Intuiting the end
A telephone call brought an invitation to attend a Mass for the departed members of a local sports club – it is November, the month of the dead, such occasions are frequent. Has remembrance of the dead always been so much part of Irish life? Has there always been such acknowledgement by the entire community?
In England, in primary school days, it is hard to remember death being mentioned.

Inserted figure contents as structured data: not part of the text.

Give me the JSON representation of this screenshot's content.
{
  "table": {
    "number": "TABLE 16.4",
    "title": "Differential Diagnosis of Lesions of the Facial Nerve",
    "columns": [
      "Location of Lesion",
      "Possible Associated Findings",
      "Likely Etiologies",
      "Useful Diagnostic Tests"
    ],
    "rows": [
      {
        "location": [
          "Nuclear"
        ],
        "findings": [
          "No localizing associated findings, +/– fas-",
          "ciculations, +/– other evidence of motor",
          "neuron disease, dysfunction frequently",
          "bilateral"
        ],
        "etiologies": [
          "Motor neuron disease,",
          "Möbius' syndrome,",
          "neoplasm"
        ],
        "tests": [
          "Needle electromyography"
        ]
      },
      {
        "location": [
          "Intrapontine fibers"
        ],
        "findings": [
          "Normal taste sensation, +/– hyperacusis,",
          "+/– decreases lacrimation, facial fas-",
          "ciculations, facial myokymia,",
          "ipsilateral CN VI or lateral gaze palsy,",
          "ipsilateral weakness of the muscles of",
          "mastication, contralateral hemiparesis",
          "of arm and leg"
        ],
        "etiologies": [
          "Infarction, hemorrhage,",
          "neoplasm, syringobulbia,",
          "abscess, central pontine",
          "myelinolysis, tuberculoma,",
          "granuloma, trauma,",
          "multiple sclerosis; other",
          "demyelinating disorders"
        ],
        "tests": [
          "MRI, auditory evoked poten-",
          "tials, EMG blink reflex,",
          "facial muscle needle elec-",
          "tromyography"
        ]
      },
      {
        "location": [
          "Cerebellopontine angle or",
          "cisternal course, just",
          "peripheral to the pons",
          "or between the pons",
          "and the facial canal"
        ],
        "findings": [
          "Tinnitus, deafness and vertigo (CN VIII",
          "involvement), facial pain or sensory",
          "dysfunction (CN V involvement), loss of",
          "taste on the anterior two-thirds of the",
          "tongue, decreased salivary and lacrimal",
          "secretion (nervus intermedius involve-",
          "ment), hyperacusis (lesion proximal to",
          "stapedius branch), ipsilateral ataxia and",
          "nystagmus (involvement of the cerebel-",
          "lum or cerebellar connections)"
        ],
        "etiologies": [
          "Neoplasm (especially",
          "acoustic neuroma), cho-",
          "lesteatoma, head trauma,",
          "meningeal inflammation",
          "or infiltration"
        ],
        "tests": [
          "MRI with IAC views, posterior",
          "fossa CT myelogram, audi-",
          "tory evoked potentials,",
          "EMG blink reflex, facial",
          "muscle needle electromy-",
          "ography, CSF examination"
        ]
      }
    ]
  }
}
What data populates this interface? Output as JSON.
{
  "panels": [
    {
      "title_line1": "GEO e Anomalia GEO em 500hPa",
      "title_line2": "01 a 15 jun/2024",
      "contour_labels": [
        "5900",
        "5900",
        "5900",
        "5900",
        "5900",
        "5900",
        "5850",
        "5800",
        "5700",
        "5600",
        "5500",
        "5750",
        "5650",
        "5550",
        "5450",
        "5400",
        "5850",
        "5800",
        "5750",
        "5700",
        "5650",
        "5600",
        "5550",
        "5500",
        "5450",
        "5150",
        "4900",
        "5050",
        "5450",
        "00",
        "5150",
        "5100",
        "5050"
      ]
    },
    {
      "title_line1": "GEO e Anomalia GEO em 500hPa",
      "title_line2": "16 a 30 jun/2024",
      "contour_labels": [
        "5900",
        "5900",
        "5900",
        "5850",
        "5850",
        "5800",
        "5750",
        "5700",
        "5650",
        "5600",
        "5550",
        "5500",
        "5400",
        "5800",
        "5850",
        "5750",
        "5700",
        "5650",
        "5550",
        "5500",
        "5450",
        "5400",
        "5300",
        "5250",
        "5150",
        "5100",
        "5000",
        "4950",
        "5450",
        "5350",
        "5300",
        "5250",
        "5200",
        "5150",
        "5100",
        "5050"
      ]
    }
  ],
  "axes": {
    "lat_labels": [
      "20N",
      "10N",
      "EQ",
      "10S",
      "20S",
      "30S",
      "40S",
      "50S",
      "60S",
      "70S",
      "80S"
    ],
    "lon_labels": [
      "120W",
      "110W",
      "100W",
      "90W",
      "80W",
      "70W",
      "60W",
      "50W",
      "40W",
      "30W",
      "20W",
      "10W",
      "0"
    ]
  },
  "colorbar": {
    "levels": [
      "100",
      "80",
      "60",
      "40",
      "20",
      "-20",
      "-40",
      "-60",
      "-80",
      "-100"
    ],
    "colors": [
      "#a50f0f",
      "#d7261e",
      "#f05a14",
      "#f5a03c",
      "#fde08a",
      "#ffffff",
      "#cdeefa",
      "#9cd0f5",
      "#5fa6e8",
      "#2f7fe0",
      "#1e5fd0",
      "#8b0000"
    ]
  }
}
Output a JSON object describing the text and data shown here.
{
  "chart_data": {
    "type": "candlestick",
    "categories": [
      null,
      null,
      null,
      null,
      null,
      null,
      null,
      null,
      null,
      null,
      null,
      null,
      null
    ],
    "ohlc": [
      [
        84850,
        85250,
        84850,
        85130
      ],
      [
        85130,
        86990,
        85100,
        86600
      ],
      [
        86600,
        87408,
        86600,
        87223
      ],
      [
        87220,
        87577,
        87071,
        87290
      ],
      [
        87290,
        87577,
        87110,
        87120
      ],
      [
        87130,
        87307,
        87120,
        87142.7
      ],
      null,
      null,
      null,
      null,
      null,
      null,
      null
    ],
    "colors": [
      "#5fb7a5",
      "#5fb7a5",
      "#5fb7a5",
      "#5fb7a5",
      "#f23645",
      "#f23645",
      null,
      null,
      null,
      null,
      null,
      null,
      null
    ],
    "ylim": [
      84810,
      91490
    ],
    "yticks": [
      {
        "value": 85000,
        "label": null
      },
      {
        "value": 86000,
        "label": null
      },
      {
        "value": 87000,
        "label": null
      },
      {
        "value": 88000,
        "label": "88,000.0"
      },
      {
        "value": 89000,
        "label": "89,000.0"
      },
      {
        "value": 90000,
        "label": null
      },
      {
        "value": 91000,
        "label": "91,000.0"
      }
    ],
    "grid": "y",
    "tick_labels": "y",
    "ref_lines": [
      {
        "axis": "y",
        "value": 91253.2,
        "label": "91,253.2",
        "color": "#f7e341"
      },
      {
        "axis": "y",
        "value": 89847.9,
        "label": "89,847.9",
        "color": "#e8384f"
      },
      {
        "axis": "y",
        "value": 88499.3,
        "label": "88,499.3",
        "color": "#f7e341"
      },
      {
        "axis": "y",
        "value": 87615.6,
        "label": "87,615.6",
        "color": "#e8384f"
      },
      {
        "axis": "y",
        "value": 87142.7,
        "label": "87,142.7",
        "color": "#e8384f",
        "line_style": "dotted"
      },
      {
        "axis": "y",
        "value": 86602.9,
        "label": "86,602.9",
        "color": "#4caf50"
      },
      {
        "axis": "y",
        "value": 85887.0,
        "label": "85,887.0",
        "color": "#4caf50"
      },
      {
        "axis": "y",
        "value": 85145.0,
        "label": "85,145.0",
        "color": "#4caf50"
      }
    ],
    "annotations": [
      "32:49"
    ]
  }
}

In junior class at our primary school, we would read of the travels of Saint Paul. His final journey includes a stop at the Three Taverns; a journey recorded on a map in the Bibles from which we would read with Miss Rabbage. “The Three Taverns” had a reassuring tone to the ears of a small boy at a tiny country primary school in the West of England. “The Three Taverns” conjured up pictures of flat-cap wearing, ruddy faced farmers in old tweed jackets and corduroy trousers in the town on market day. It had about it a sense of the safe and secure, not a sense of Paul’s impending fate..
Did Miss Rabbage not explain that Paul’s journey to Rome would lead to his death? I am sure she did; but there is no recall of it.
Perhaps it is part of the genius of childhood to see time as a series of discrete moments rather than as a continuous process. Memories come back as individual, self-contained entities; often without any narrative to link them together.
Think about memories of summer holidays in those youthful years: the pictures are often vivid. How many memories are there of the spring that preceded those summer experiences or of the autumn that followed?
Perhaps one of the reasons that children often have little or no sense of death is that time is the experience of the here and now, there is no sense of time as a process leading to an inexorable end. Tom Stoppard’s character Rosencrantz asks:
Whatever became of the moment when one first knew about death? There must have been one, a moment, in childhood when it first occurred to you that you don’t go on for ever. It must have been shattering – stamped into one’s memory. And yet I can’t remember it. It never occurred to me at all. What does one make of that? We must be born with an intuition of mortality. Before we know the words for it, before we know that there are words, out we come, bloodied and squalling with the knowledge that for all the compasses in the world, there’s only one direction, and time is its only measure.
Is he right? Is there an intuitive knowledge of death? If so, why do The Three Taverns have an enduring happy place in my memories and the ensuing death of Paul have no place at all?